At first, his press office duplicated copies of the information on a stencil printer, to be hand delivered to newspaper offices by his sons after school. When fax machines were introduced, one of the first was in the press office, speeding up this distribution; this itself was replaced when computers took over.
Convinced of the need for even better service to broadcasters, Bruce introduced televised training for ministers and elders and when Pathway rose from humble beginnings to the Gateway Theater in Leith (which would later become STV’s base in Edinburgh ) at its own studios in Colinton, expanded quality and production with regular expert commentary online.

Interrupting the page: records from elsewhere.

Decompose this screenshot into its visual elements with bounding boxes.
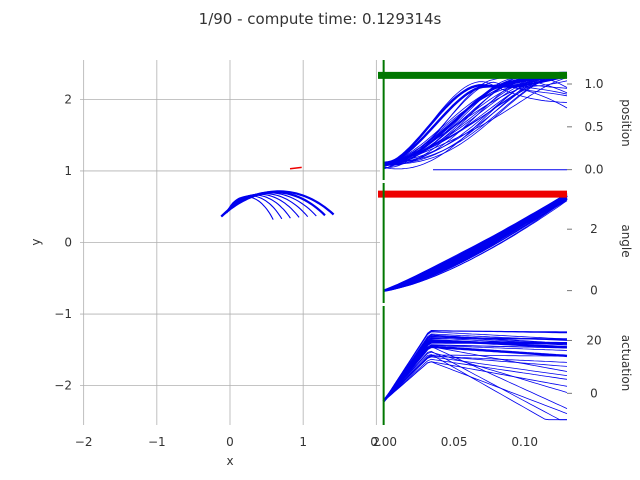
trajectory-line	[383, 356, 568, 402]
trajectory-line	[383, 85, 568, 165]
trajectory-line	[383, 199, 568, 292]
position-axes: 0.0 0.5 1.0	[378, 60, 604, 180]
y-tick-label: 0	[590, 284, 598, 298]
position-axis-label: position	[619, 99, 633, 147]
x-tick-label: 0	[226, 435, 234, 449]
y-tick-label: 0	[64, 236, 72, 250]
trajectory-line	[383, 72, 568, 165]
x-tick-label: −1	[148, 435, 166, 449]
actuation-axis-label: actuation	[619, 335, 633, 392]
angle-axes: 02	[378, 183, 598, 303]
x-tick-label: 0.10	[511, 435, 538, 449]
y-tick-label: 2	[64, 92, 72, 106]
trajectory-line	[383, 193, 568, 292]
trajectory-line	[383, 194, 568, 292]
trajectory-line	[382, 338, 568, 402]
y-tick-label: 20	[586, 333, 601, 347]
y-tick-label: 0	[590, 386, 598, 400]
trajectory-line	[383, 358, 568, 402]
trajectory-line	[383, 197, 568, 292]
trajectory-line	[383, 84, 568, 167]
x-tick-label: −2	[75, 435, 93, 449]
trajectory-line	[383, 72, 568, 164]
x-tick-label: 0.05	[441, 435, 468, 449]
trajectory-line	[383, 193, 568, 292]
trajectory-line	[383, 345, 568, 402]
y-tick-label: −1	[54, 307, 72, 321]
trajectory-line	[383, 354, 567, 402]
trajectory-line	[383, 81, 568, 170]
x-tick-label: 1	[299, 435, 307, 449]
y-tick-label: 0.0	[584, 163, 603, 177]
x-tick-label: 0.00	[370, 435, 397, 449]
arm-trajectory	[220, 190, 335, 218]
actuation-axes: 0 20 0.00 0.05 0.10	[370, 306, 602, 449]
trajectory-line	[383, 192, 568, 292]
trajectory-line	[383, 74, 568, 165]
trajectory-line	[383, 197, 568, 292]
trajectory-line	[383, 194, 568, 292]
x-axis-label: x	[226, 454, 233, 468]
trajectory-line	[383, 198, 568, 292]
y-axis-label: y	[29, 238, 43, 245]
trajectory-line	[383, 354, 567, 421]
arm-trajectory	[226, 196, 274, 220]
trajectory-line	[383, 361, 568, 414]
trajectory-line	[383, 337, 568, 402]
trajectory-line	[383, 329, 567, 402]
y-tick-label: 0.5	[584, 120, 603, 134]
y-tick-label: 2	[590, 222, 598, 236]
trajectory-line	[383, 193, 568, 292]
trajectory-line	[383, 197, 568, 292]
trajectory-line	[383, 331, 568, 402]
end-effector-segment	[289, 166, 302, 170]
figure-title: 1/90 - compute time: 0.129314s	[199, 10, 442, 28]
trajectory-line	[383, 350, 567, 421]
y-tick-label: 1.0	[584, 77, 603, 91]
trajectory-line	[383, 193, 568, 292]
trajectory-line	[383, 351, 568, 402]
y-tick-label: 1	[64, 164, 72, 178]
angle-axis-label: angle	[619, 224, 633, 257]
xy-axes: −2 −1 0 1 2 −2 −1 0 1 2	[54, 60, 380, 449]
y-tick-label: −2	[54, 379, 72, 393]
trajectory-line	[383, 81, 568, 166]
x-tick-label: 2	[373, 435, 381, 449]
trajectory-line	[383, 193, 568, 292]
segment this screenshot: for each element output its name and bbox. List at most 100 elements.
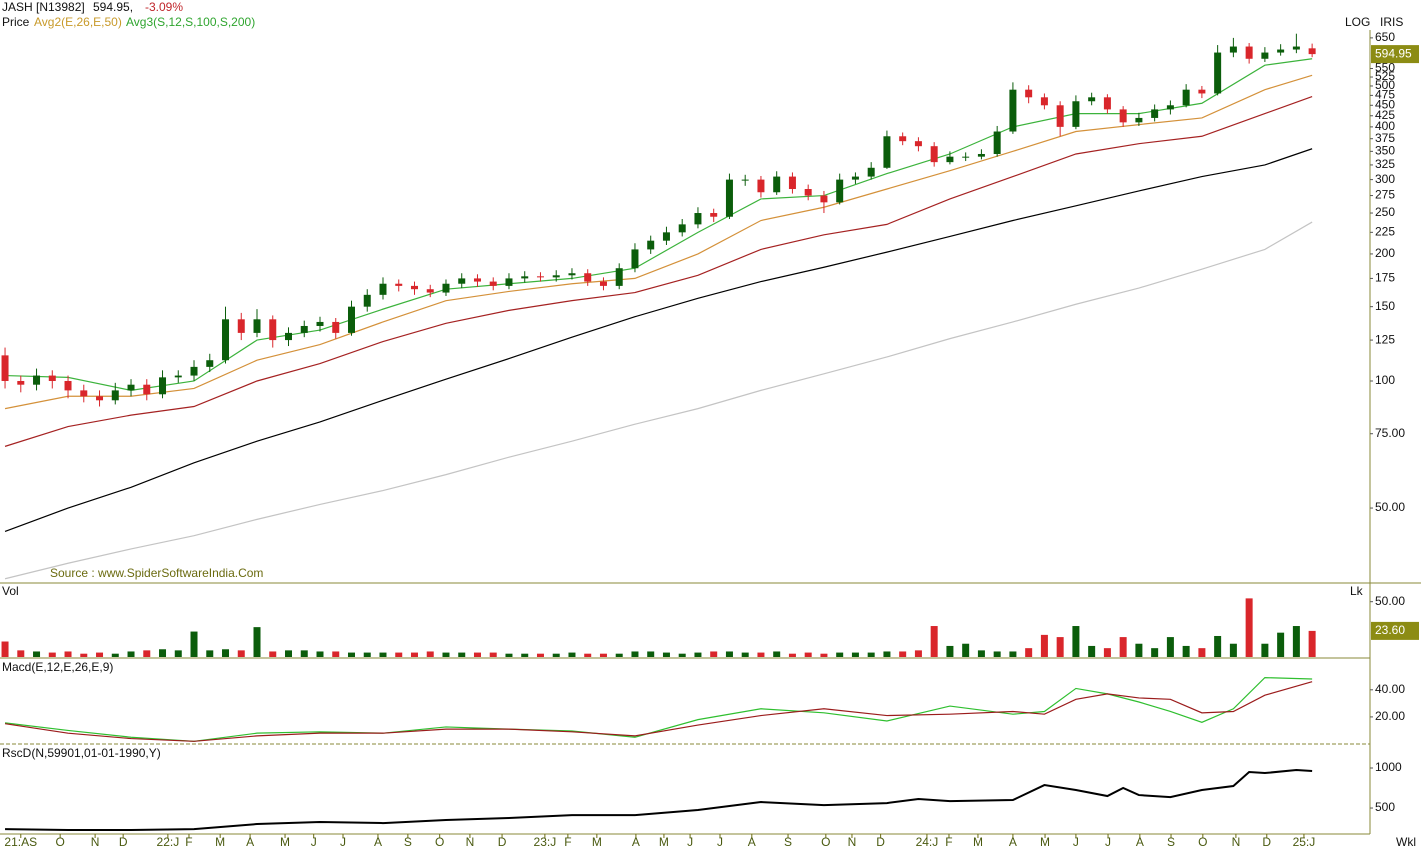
moving-average (4, 221, 1313, 580)
volume-bar (883, 651, 891, 657)
volume-bar (1229, 643, 1237, 657)
volume-bar (773, 651, 781, 657)
y-tick-label: 350 (1375, 144, 1395, 158)
candle-body (631, 249, 639, 269)
candle-body (1119, 109, 1127, 123)
candle-body (773, 176, 781, 193)
volume-bar (253, 627, 261, 657)
iris-label: IRIS (1380, 15, 1403, 29)
candle-body (899, 136, 907, 142)
y-tick-label: 550 (1375, 61, 1395, 75)
candle-body (1261, 52, 1269, 59)
candle-body (741, 179, 749, 181)
y-tick-label: 475 (1375, 88, 1395, 102)
candle-body (253, 319, 261, 333)
x-tick-label: N (1232, 835, 1241, 849)
y-tick-label: 225 (1375, 225, 1395, 239)
candle-body (962, 156, 970, 158)
panel-title: Macd(E,12,E,26,E,9) (2, 660, 113, 674)
x-tick-label: A (374, 835, 382, 849)
volume-bar (584, 653, 592, 657)
volume-bar (174, 650, 182, 657)
symbol: JASH [N13982] (2, 0, 85, 14)
x-tick-label: M (280, 835, 290, 849)
y-tick-label: 500 (1375, 78, 1395, 92)
candle-body (473, 278, 481, 282)
y-tick-label: 300 (1375, 172, 1395, 186)
volume-bar (1245, 598, 1253, 657)
volume-bar (1088, 645, 1096, 657)
candle-body (647, 240, 655, 250)
candle-body (316, 321, 324, 326)
volume-bar (993, 651, 1001, 657)
volume-bar (410, 652, 418, 657)
moving-average (4, 148, 1313, 533)
x-tick-label: D (876, 835, 885, 849)
candle-body (489, 281, 497, 286)
y-tick-label: 20.00 (1375, 709, 1405, 723)
volume-bar (458, 652, 466, 657)
volume-bar (1025, 648, 1033, 657)
log-label: LOG (1345, 15, 1370, 29)
volume-bar (1040, 634, 1048, 657)
x-tick-label: F (185, 835, 192, 849)
volume-bar (946, 645, 954, 657)
x-tick-label: 25:J (1293, 835, 1316, 849)
candle-body (804, 189, 812, 196)
volume-bar (930, 626, 938, 657)
candle-body (174, 375, 182, 378)
volume-bar (143, 650, 151, 657)
volume-bar (1166, 637, 1174, 657)
volume-bar (1277, 632, 1285, 657)
candle-body (883, 136, 891, 168)
volume-bar (1214, 635, 1222, 657)
volume-bar (804, 652, 812, 657)
candle-body (237, 319, 245, 333)
candle-body (820, 195, 828, 203)
volume-bar (33, 651, 41, 657)
x-tick-label: N (848, 835, 857, 849)
volume-bar (568, 652, 576, 657)
volume-bar (678, 653, 686, 657)
y-tick-label: 125 (1375, 332, 1395, 346)
candle-body (662, 232, 670, 241)
volume-bar (363, 652, 371, 657)
volume-bar (190, 631, 198, 657)
candle-body (836, 179, 844, 203)
volume-bar (473, 652, 481, 657)
y-tick-label: 40.00 (1375, 682, 1405, 696)
candle-body (395, 283, 403, 286)
x-tick-label: J (1105, 835, 1111, 849)
x-tick-label: N (91, 835, 100, 849)
volume-bar (442, 652, 450, 657)
volume-bar (489, 652, 497, 657)
x-tick-label: 24:J (916, 835, 939, 849)
last-price-label-box (1371, 45, 1419, 64)
candle-body (993, 131, 1001, 154)
y-tick-label: 275 (1375, 188, 1395, 202)
volume-bar (1072, 626, 1080, 657)
candle-body (521, 276, 529, 279)
candle-body (96, 396, 104, 401)
x-tick-label: F (945, 835, 952, 849)
volume-bar (395, 652, 403, 657)
y-tick-label: 500 (1375, 800, 1395, 814)
volume-bar (836, 652, 844, 657)
x-tick-label: O (435, 835, 444, 849)
x-tick-label: J (340, 835, 346, 849)
volume-bar (599, 653, 607, 657)
candle-body (206, 360, 214, 367)
volume-bar (237, 650, 245, 657)
x-tick-label: O (821, 835, 830, 849)
panel-title: Vol (2, 584, 19, 598)
volume-bar (710, 651, 718, 657)
candle-body (1214, 52, 1222, 94)
volume-bar (757, 652, 765, 657)
price-label: Price (2, 15, 30, 29)
volume-bar (111, 653, 119, 657)
candle-body (1166, 105, 1174, 110)
x-tick-label: S (784, 835, 792, 849)
candle-body (379, 283, 387, 295)
candle-body (505, 278, 513, 286)
candle-body (442, 283, 450, 293)
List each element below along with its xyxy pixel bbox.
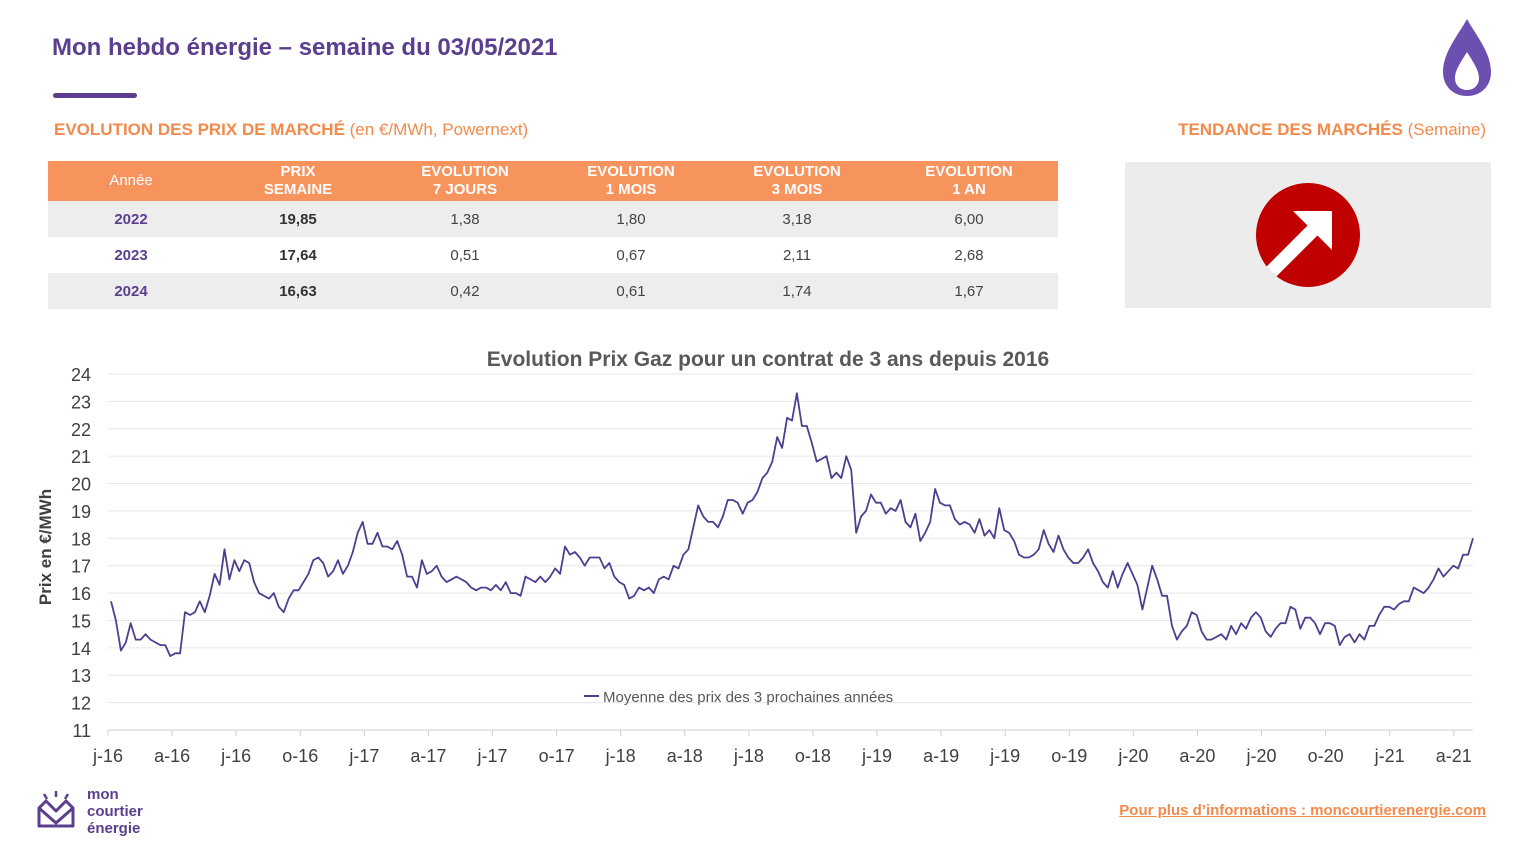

During this time, Bruce was also a regular contributor to the theatrical journal, The Stage, and his family and friends often accompanied him to see the latest play or show at the Kings, Lyceum or Traverse.
He enjoyed a long-standing association with the Isle of Iona, initially through visits from his local youth community, but cemented himself when he met his future wife Karen at the events of the Iona Youth Association in Edinburgh in the late 1950s. They married in December 1960 and had three sons, David, John and Andrew.
He never lost his love of news and current affairs, and after his retirement in 1995 he and Karen moved to Perthshire where they became active members of the University of the Third Age (U3A) locally. and British national. One of Bruce’s contributions to the local U3A was the creation of a current affairs group, as well as U3A’s first âHumorâ group, which allowed him to share his passion for radio comedy and classic television with other retirees. When he and Karen moved to Polmont in 2008, they researched the U3A in Falkirk and a newsgroup was quickly formed and operated for many years; transfer to Zoom when the pandemic struck.
In recent years, his health and mobility have become more difficult and after falling in early October, he was admitted to Forth Valley Hospital, where he died early on November 11.
He is survived by his wife Karen, his sons David, John and Andrew, four grandchildren and two great granddaughters.